Pulsed Electroplating: a Derivate Form of Electrodeposition for Improvement of (Bi1−x Sb x )2Te3 Thin Films

Abstract

Bismuth antimony telluride (Bi1−xSbx)2Te3 thermoelectric compounds were synthesized by pulse plating. Due to the large number of parameters available (pulse waveform, on/off pulse time, applied current density), this advanced form of electrodeposition allows better control of the interfacial supply and electrochemical reactions and offers effective ways to improve macroscopic properties such as adhesion and to produce crack-free hard deposits and fine-grained films with higher uniformity and lower porosity. The influence of pulse parameters (pulse time ton, cathodic current density Jc) on the stoichiometry, roughness, and crystallography of deposits was studied.
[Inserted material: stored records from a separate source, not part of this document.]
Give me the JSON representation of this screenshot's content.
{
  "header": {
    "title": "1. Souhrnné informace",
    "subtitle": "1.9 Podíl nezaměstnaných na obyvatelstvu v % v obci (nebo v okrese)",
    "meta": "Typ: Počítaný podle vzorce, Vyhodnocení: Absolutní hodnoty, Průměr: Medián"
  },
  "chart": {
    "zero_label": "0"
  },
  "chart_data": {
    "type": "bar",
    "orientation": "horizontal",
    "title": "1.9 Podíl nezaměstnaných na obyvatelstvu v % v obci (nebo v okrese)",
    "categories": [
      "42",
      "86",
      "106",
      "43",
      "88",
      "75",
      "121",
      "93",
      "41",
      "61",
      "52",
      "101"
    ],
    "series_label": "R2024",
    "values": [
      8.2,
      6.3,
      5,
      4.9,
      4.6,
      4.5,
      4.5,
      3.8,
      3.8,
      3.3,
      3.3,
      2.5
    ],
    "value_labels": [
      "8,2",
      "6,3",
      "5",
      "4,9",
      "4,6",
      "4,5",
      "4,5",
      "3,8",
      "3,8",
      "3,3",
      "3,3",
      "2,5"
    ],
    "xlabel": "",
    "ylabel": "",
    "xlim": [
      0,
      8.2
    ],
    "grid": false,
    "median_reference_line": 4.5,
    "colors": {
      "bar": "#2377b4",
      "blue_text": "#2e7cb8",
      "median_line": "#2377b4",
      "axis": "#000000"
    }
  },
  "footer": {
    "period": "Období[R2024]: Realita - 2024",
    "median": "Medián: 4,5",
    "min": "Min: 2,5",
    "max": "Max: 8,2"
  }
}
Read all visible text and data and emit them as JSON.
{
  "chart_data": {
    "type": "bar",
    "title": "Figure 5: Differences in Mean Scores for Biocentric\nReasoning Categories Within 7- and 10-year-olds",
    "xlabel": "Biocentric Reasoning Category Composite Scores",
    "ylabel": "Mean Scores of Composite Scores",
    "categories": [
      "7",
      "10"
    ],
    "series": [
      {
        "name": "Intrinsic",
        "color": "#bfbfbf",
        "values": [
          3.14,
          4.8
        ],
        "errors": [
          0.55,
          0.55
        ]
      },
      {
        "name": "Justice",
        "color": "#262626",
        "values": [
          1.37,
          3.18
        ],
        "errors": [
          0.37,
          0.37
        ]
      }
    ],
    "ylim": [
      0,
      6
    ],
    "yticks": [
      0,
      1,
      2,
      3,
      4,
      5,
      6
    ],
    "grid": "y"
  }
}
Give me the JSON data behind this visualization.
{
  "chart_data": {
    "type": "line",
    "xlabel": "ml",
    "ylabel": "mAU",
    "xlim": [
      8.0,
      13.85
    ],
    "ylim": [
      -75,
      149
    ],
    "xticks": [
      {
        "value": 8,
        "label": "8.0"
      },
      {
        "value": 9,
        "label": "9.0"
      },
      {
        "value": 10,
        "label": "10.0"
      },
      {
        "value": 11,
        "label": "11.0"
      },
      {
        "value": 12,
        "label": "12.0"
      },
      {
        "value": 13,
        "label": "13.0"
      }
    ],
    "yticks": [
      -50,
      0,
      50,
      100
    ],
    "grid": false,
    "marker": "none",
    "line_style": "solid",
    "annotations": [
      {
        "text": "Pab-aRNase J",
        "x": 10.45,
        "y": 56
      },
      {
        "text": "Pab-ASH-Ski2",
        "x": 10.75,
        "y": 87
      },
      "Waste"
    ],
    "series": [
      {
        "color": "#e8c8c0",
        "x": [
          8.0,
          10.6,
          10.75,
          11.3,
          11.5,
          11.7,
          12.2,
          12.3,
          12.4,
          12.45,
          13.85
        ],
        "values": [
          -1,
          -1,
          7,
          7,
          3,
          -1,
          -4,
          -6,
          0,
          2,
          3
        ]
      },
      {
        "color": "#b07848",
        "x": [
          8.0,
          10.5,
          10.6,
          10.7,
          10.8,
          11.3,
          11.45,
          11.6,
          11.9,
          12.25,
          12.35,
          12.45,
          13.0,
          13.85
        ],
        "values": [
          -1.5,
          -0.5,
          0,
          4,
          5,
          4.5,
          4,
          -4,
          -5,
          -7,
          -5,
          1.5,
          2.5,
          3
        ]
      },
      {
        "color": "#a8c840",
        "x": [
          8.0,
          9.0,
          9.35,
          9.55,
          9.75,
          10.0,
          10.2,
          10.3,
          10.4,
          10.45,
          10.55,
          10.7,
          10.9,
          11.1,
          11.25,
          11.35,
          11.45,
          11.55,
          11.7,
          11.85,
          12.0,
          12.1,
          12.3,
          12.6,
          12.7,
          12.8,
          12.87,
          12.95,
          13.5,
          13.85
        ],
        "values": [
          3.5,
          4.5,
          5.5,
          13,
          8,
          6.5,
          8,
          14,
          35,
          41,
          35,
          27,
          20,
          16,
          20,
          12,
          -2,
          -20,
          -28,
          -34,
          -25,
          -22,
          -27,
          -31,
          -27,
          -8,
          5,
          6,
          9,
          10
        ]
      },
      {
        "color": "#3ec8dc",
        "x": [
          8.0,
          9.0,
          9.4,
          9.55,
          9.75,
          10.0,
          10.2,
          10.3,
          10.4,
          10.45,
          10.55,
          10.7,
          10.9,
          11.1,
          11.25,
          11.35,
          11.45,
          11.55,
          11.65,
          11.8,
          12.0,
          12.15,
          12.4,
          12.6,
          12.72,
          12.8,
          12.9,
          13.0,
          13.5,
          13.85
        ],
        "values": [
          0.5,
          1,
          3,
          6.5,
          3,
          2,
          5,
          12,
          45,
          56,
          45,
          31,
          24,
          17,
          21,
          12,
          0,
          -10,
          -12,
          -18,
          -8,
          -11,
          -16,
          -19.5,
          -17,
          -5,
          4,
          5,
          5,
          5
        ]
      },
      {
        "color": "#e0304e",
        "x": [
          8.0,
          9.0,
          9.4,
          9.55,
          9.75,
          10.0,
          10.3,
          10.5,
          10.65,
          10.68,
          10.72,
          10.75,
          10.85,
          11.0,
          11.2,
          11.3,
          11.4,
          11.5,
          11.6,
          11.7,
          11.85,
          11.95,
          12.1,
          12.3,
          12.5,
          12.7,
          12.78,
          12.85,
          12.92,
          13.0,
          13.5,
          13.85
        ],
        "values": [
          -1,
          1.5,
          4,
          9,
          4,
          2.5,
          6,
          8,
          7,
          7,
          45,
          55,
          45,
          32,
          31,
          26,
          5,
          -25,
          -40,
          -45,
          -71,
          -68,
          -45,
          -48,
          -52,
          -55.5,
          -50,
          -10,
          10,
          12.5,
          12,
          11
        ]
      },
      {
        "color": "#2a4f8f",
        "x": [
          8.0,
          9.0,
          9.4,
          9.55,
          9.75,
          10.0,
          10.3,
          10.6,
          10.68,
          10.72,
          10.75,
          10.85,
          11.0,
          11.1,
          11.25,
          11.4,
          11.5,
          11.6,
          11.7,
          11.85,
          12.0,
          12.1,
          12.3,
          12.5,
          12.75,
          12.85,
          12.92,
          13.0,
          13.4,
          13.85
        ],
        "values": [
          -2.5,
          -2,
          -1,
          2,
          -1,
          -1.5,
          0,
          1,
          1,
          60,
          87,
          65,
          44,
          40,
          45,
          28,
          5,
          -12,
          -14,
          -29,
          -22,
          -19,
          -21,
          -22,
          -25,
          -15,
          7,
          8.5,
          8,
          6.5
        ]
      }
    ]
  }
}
The thermoelectric properties (electrical resistivity and Seebeck coefficient) of the films were measured. The results revealed that deposits have p-type conductivity directly after electroplating (Seebeck coefficient around 150 μV K−1), in contrast to films synthesized by direct current, which require annealing. An improvement of resistivity was observed: for a direct-current-deposited film the resistivity is around 5000 μΩ m, whereas for a pulse-deposited film the resistivity was around 200 μΩ m.